Ridge (L2) regularization is ideal if there are many predictors all with non-zero coefficients and drawn from a normal distribution. It shrinks the coefficients of correlated predictors equally towards zero, and is therefore suitable for cases with many predictors, each having small effects on the outcome. L2 regularization prevents coefficients of linear regression models with many correlated variables from being poorly determined and exhibiting high variance.

Elastic net is an extension of the lasso that is robust to extreme correlations among the predictors. It uses a mixture of the L1 (lasso) and L2 (ridge) penalties, and was first proposed for analyzing high dimensional data.

For further details on these three, see [1].

A final, (deep) neural network specific weight regularization with multiple hidden layers is the Max norm constraint.

Max Norm regularization has a similar goal of attempting to restrict the weights from becoming too large. Max norm constraints enforce an absolute upper bound on the magnitude of the incoming weight vector for every neuron and use projected gradient descent to enforce the constraint.
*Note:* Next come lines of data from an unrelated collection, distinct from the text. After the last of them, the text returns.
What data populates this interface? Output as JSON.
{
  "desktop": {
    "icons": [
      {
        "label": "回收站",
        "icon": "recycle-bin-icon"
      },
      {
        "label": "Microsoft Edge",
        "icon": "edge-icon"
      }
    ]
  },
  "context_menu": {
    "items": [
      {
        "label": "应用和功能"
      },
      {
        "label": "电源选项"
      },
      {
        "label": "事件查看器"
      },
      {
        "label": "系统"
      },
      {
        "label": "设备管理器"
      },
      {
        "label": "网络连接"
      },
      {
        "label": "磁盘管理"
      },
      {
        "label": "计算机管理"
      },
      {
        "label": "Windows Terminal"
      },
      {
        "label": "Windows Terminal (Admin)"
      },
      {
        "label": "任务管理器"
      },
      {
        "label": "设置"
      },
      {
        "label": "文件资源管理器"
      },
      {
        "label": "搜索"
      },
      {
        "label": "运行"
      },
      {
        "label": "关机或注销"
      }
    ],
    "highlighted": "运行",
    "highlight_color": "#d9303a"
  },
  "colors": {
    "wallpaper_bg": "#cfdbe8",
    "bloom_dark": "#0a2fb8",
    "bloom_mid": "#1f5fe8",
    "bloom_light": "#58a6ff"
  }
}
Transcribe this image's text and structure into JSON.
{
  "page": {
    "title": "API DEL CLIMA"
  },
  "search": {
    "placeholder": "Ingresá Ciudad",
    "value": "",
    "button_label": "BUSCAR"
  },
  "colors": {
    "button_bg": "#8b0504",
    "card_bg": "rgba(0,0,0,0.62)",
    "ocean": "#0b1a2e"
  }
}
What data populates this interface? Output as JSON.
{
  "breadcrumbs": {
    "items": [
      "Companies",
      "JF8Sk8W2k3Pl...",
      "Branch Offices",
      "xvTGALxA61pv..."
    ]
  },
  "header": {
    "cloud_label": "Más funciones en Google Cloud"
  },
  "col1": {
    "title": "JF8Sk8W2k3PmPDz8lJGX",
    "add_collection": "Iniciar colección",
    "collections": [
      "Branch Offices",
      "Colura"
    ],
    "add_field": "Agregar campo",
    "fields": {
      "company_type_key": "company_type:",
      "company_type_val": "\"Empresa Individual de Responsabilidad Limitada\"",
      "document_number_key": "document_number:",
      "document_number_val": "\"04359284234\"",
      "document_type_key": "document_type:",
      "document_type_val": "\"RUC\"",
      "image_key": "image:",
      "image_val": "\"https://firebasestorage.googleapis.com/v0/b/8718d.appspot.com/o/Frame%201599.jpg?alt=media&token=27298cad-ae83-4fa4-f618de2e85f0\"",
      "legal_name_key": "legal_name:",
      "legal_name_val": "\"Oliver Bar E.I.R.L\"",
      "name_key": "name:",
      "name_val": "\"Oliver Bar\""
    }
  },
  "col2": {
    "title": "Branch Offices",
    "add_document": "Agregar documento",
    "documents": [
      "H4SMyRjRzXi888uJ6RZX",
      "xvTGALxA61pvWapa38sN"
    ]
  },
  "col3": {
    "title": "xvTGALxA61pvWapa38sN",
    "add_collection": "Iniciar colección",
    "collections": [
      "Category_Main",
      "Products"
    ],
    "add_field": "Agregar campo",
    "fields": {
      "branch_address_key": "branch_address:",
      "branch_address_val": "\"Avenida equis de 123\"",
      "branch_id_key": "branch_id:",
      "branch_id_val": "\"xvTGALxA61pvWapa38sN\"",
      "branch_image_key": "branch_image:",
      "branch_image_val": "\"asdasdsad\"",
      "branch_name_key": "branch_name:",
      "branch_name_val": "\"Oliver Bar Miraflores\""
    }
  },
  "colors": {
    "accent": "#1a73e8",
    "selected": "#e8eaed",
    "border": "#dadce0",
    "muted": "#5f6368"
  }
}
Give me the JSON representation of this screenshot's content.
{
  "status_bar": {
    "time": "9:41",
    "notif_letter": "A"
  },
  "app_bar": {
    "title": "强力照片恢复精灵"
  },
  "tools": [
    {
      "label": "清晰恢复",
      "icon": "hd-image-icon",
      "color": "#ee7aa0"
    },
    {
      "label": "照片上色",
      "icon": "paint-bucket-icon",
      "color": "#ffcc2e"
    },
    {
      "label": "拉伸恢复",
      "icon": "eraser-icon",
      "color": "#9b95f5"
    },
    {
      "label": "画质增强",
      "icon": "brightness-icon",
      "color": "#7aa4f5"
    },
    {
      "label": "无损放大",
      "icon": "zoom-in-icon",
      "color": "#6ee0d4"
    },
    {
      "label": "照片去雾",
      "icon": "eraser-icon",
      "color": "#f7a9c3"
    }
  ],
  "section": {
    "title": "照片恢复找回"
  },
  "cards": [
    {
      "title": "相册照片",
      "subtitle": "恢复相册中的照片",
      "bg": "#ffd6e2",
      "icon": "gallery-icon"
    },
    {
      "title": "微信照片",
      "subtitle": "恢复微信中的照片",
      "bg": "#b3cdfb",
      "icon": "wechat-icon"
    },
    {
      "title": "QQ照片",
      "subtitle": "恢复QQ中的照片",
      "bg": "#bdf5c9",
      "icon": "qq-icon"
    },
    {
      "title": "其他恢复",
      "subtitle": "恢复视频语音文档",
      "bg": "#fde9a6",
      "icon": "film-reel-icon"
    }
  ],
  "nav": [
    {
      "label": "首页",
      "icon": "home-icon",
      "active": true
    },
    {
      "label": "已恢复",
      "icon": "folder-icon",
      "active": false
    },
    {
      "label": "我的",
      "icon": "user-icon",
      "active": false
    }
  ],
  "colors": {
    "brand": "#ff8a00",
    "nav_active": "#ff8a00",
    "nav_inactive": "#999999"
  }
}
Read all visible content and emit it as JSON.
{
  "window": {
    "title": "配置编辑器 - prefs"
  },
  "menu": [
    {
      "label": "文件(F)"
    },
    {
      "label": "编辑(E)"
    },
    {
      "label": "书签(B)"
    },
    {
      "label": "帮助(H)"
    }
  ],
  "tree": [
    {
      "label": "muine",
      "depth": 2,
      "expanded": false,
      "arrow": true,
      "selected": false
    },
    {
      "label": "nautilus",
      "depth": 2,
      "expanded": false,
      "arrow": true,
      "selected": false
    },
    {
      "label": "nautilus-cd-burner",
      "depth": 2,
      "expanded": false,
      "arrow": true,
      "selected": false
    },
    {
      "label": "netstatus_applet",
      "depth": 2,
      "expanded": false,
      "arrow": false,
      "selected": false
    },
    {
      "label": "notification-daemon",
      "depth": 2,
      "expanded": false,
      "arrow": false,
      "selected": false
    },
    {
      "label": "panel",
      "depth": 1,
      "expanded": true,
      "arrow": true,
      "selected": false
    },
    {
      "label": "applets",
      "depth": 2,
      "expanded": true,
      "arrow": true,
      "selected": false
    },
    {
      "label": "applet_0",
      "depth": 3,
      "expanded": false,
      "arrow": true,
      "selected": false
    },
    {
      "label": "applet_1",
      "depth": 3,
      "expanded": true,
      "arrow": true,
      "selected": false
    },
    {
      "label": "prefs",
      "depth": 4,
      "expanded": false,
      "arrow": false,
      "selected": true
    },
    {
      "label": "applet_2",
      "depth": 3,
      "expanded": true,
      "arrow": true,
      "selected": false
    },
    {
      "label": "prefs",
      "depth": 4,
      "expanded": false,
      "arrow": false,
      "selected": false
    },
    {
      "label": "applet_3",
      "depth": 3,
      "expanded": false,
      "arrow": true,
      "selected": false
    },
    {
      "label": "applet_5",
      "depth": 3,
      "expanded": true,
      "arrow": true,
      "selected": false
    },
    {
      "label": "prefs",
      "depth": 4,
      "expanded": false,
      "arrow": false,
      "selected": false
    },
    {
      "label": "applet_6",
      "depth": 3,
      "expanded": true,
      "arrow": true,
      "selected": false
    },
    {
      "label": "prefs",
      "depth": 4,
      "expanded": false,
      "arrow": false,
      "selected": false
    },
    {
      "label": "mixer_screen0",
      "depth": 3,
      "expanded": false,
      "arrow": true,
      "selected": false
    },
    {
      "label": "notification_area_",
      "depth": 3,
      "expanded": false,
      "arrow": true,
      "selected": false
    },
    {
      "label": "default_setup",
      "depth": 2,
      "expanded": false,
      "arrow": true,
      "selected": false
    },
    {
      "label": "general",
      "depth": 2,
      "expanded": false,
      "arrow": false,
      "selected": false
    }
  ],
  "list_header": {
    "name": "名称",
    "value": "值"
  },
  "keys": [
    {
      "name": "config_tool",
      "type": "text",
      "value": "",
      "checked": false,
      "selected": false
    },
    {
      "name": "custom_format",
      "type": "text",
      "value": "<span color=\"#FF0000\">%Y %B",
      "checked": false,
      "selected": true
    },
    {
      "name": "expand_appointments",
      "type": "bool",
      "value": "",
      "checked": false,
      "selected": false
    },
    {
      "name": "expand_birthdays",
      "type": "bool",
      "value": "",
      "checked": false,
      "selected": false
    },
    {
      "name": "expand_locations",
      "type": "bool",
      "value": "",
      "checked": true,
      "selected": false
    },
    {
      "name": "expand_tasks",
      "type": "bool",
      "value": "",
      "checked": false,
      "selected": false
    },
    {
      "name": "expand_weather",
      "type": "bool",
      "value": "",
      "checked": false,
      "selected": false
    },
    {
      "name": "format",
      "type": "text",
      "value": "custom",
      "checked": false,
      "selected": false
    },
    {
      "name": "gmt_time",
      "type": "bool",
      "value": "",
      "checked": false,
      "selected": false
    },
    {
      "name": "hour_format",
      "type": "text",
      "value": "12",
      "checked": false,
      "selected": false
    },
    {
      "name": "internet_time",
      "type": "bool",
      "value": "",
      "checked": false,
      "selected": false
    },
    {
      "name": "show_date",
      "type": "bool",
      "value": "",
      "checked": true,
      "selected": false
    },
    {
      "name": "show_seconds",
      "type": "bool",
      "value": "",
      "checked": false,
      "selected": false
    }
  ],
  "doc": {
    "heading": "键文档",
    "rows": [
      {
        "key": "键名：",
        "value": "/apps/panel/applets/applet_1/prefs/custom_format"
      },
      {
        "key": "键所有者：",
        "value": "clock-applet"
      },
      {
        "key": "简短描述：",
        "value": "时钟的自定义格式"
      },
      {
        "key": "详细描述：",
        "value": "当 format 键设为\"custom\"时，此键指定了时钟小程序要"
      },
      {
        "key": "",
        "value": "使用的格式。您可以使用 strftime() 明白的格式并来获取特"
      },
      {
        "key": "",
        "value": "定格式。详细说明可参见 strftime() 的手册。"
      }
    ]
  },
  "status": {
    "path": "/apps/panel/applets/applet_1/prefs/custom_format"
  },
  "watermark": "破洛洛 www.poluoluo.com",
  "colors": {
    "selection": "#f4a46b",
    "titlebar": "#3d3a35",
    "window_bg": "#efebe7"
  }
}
In other words, anytime a gradient descent step moved the incoming weight vector such that L2||w||>c, we project the vector back onto the sphere (centered at the origin) with radius c.

Alternative ways to prevent over-fitting

Note that you can regularize a neural net with other methods as well, such as:

i. modifying the number of hidden units, where higher number of hidden units refer to a more complex model, and you can carry out model comparison by looking at the goodness of fit or MLE and a complexity penalty as in AIC or BIC.

ii. earlystopping - where you stop training your model once you observe that generalization is deteriorating, i.e. the test error starts growing.

iii. apply drop-out to prevent co-adaptation of neurons. This has a lengthier explanation, I am giving you the link to the original Srivastava & Hinton, et al paper instead.